One way to start is to plan a vacation with this in mind. Choose a spot, near or far, which offers safe hiking opportunities and terrain without too much rise and fall. One of our favorite spots in Montana’s Centennial Valley is up Narrows Creek, the canyon which begins behind our Western Montana Lodge. The lightly used trail meanders up a small draw, following the softly flowing water. Up the draw a ways we come to a pond where we explore the bugs and birds which are drawn to the water. Past the pond we wander through a narrow meadow, up through a rocky scree, and into a larger meadow.

The conifer trees mingle with the aspens. The birds vary from water fowl to neo-tropical warblers to birds of prey. Often, if we are relatively quiet, we even get a chance to observe a deer, elk, or antelope – grazing along the gently flowing stream. What better classroom can one find?

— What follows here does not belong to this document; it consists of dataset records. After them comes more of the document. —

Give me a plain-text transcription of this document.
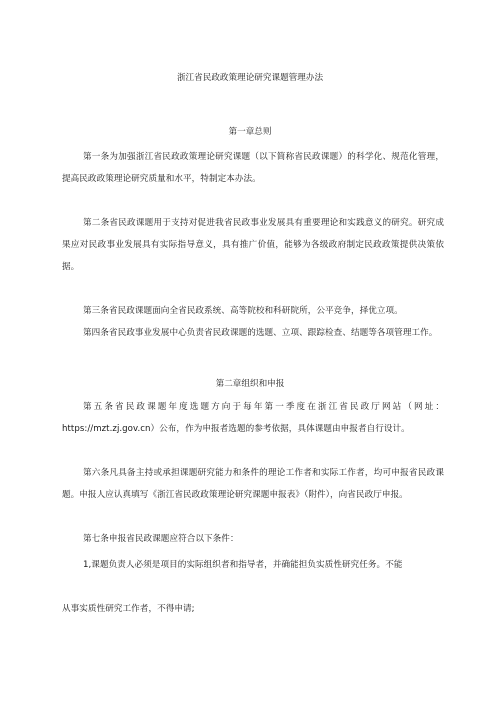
浙江省民政政策理论研究课题管理办法
第一章总则
第一条为加强浙江省民政政策理论研究课题（以下简称省民政课题）的科学化、规范化管理，提高民政政策理论研究质量和水平，特制定本办法。
第二条省民政课题用于支持对促进我省民政事业发展具有重要理论和实践意义的研究。研究成果应对民政事业发展具有实际指导意义，具有推广价值，能够为各级政府制定民政政策提供决策依据。
第三条省民政课题面向全省民政系统、高等院校和科研院所，公平竞争，择优立项。
第四条省民政事业发展中心负责省民政课题的选题、立项、跟踪检查、结题等各项管理工作。
第二章组织和申报
第五条省民政课题年度选题方向于每年第一季度在浙江省民政厅网站（网址：https://mzt.zj.gov.cn）公布，作为申报者选题的参考依据，具体课题由申报者自行设计。
第六条凡具备主持或承担课题研究能力和条件的理论工作者和实际工作者，均可申报省民政课题。申报人应认真填写《浙江省民政政策理论研究课题申报表》（附件），向省民政厅申报。
第七条申报省民政课题应符合以下条件：
1,课题负责人必须是项目的实际组织者和指导者，并确能担负实质性研究任务。不能
从事实质性研究工作者，不得申请;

As you head out the door, remember to grab a simple first aid kit for those bumps and bruises. Be sure to include a child-safe sunscreen (at least SPF 15), and a child-safe bug spray. A few other things which might add to the adventure are a magnifying glass, plastic bags (for the take-home treasures – be sure to check local regulations if you are not sure what these include), snacks, water, and diapers – if needed.

Every child who becomes enamored with nature as a toddler is another brand snatched from the fire of a synthetic, asphalt and concrete world. Every child who learns the joy of time spent in the great outdoors is another little one who will grow up filled with an appreciation for the intricacies of this masterpiece we call earth. Every child who learns to care for their world is another up and coming adult who understands their role in protecting and improving the vast resources we all enjoy.